World Hepatitis Day, July 28, reminds us that more than 5 million Americans — or 2 percent of the population — are living with viral hepatitis. Yet the Centers for Disease Control and Prevention (CDC) estimates as many as 75 percent of these Americans are unaware they have the virus. This “silent killer” goes undetected because the virus often remains asymptomatic until it has already wreaked havoc on the liver, causing cirrhosis, end-stage liver disease, or liver cancer. According to the CDC, more than 30 percent of infected individuals will develop one of these conditions.

Meanwhile, since the majority of infected individuals don’t realize they have hepatitis, they do not take the necessary precautions and can unknowingly transmit the virus to others. More Americans die every year from hepatitis C than HIV.

Without effective intervention, it is estimated that deaths due to the hepatitis C virus will double, or even triple, in the next 20 years. Baby boomers — Americans born between 1945 and 1965 — make up 75 percent of Americans with hepatitis C, and are five times more likely to have the virus than the general population.

Hepatitis disproportionately affects communities of color. One in 12 Asian-Americans has chronic hepatitis B, and rates are increasing in African immigrant and Latino populations as well. Hepatitis C is twice as prevalent in African-Americans as in the general U.S. population. Despite the pervasiveness of viral hepatitis, and its potentially deleterious consequences for those infected, testing is not nearly as prevalent as it should be.

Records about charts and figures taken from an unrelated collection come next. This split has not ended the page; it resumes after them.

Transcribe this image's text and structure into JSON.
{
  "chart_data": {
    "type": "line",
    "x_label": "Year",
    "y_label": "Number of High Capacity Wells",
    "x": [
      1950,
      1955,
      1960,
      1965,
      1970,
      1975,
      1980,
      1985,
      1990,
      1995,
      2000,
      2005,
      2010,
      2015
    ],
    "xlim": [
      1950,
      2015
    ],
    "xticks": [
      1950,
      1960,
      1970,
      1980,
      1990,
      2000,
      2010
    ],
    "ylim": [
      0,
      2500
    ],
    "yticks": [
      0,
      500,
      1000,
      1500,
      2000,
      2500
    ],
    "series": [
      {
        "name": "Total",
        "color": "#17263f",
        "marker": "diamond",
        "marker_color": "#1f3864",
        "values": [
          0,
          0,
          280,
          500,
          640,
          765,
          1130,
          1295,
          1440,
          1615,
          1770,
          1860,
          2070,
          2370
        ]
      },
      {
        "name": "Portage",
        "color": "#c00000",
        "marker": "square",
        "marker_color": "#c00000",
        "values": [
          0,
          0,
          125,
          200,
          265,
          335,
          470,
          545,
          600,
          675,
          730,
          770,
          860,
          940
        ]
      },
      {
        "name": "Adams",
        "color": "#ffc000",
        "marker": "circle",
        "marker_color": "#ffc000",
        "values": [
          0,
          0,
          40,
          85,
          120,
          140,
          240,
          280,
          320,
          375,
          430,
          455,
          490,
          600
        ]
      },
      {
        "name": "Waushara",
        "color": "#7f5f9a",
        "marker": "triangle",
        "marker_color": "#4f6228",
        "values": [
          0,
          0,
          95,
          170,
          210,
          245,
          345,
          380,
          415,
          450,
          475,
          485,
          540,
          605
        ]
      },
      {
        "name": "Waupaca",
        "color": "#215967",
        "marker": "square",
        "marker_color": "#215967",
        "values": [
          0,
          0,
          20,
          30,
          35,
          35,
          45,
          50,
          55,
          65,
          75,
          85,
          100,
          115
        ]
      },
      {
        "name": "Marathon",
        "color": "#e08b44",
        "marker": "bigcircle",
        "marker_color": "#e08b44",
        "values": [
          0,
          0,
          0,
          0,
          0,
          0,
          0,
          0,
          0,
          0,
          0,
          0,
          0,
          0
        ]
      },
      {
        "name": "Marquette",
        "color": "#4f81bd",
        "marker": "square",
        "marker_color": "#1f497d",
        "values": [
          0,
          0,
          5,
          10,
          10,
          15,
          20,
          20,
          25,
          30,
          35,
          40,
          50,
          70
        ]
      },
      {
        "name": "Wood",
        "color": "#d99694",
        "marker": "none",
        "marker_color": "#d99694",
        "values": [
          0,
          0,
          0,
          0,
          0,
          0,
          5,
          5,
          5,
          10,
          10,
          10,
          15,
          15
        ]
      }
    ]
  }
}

The Viral Hepatitis Testing Act, introduced both in the House of Representatives and the Senate, would create the first coordinated national system to address and combat viral hepatitis. It would expand hepatitis education, testing and care, with the priority of reaching those most at-risk. Most importantly, the legislation would help to halt the spread of viral hepatitis by strengthening health care coordination to ensure that patients who test positive are connected with the counseling they need to control their disease and prevent transmission. Through the Viral Hepatitis Testing Act, we can increase the number of individuals who are aware of their status from 25 percent to 75 percent in just two years.

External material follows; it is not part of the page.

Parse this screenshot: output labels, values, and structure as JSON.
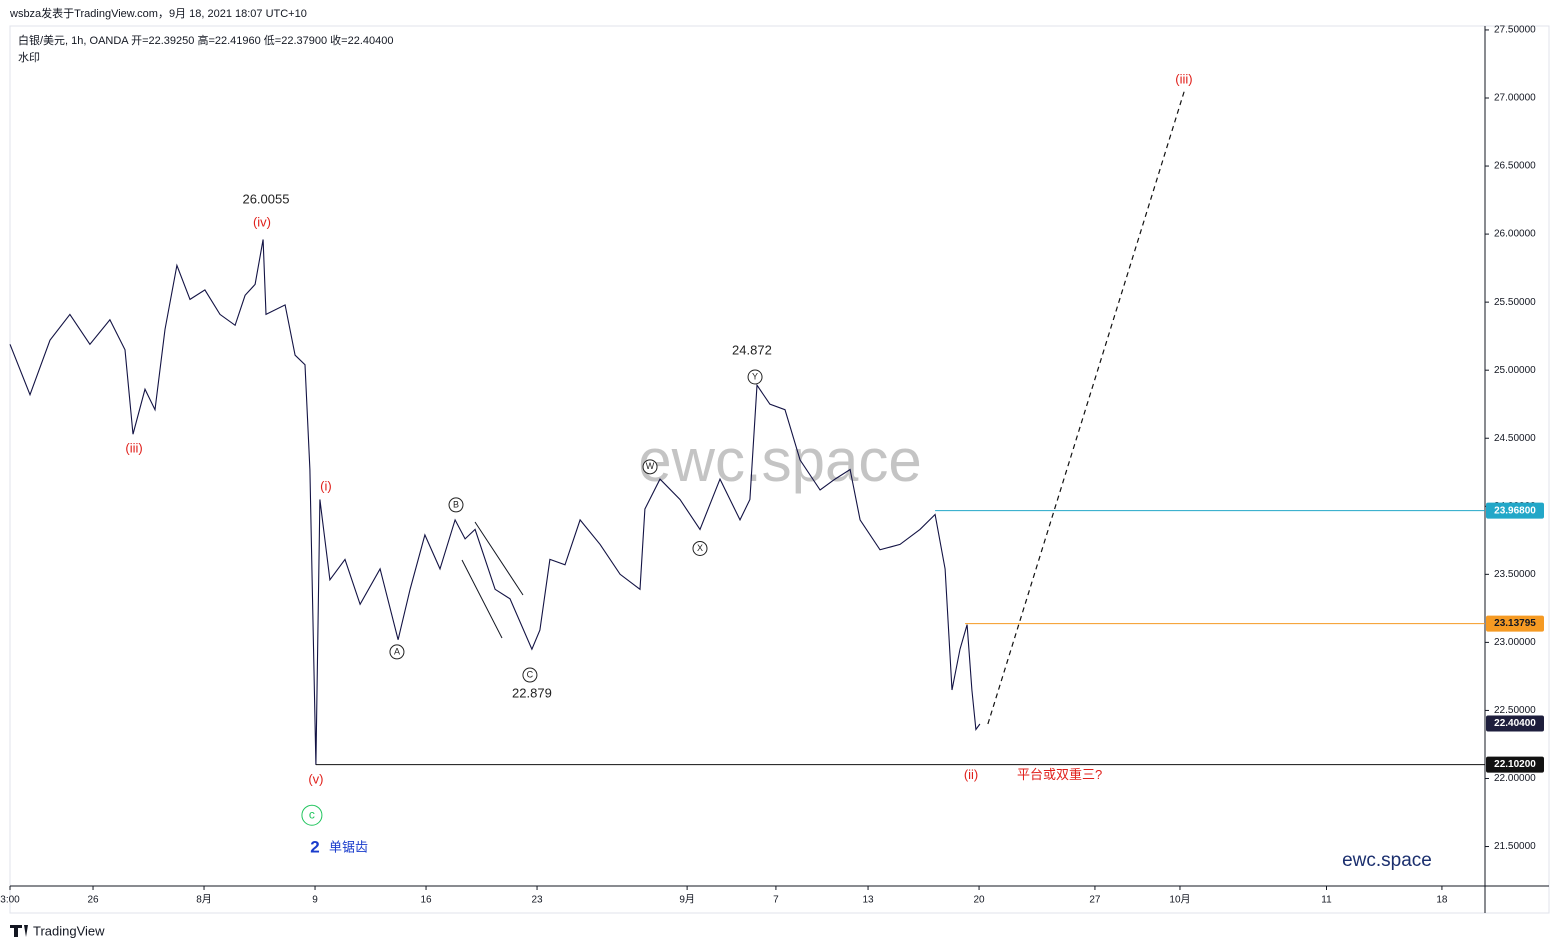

Awareness is the antidote to this silent epidemic. Early diagnosis, determined through a simple blood test, can reduce the spread of viral hepatitis simply by making individuals aware of the infection and helping to connect them with education about the risks of transmission. Organizing our outreach and prevention to be culturally competent and available in different languages will help us reach those communities that are disproportionately affected. The CDC estimates that one-time testing of baby boomers alone would identify 800,000 undiagnosed hepatitis C cases nationwide, and prevent more than 120,000 deaths. We need action at the federal level to make viral hepatitis testing a national priority.

The true cost of viral hepatitis is not measured in the cost of one drug. It is how this epidemic will continue to grow if policymakers do nothing. We urge our fellow lawmakers to enact the Viral Hepatitis Testing Act and establish hepatitis awareness as a national priority.

We cannot ignore this problem.

Mazie Hirono is a Democratic United States Senator from Hawaii. Michael M. Honda is a seven-term Democratic congressman representing the 17th District of California, better known as Silicon Valley. Hank Johnson is five-term Democratic Congressman representing Georgia’s 4th District in the suburbs of Atlanta. Dr. Bill Cassidy is a three-term Republican Congressman representing the 6th District of Louisiana, including Baton Rouge and Houma.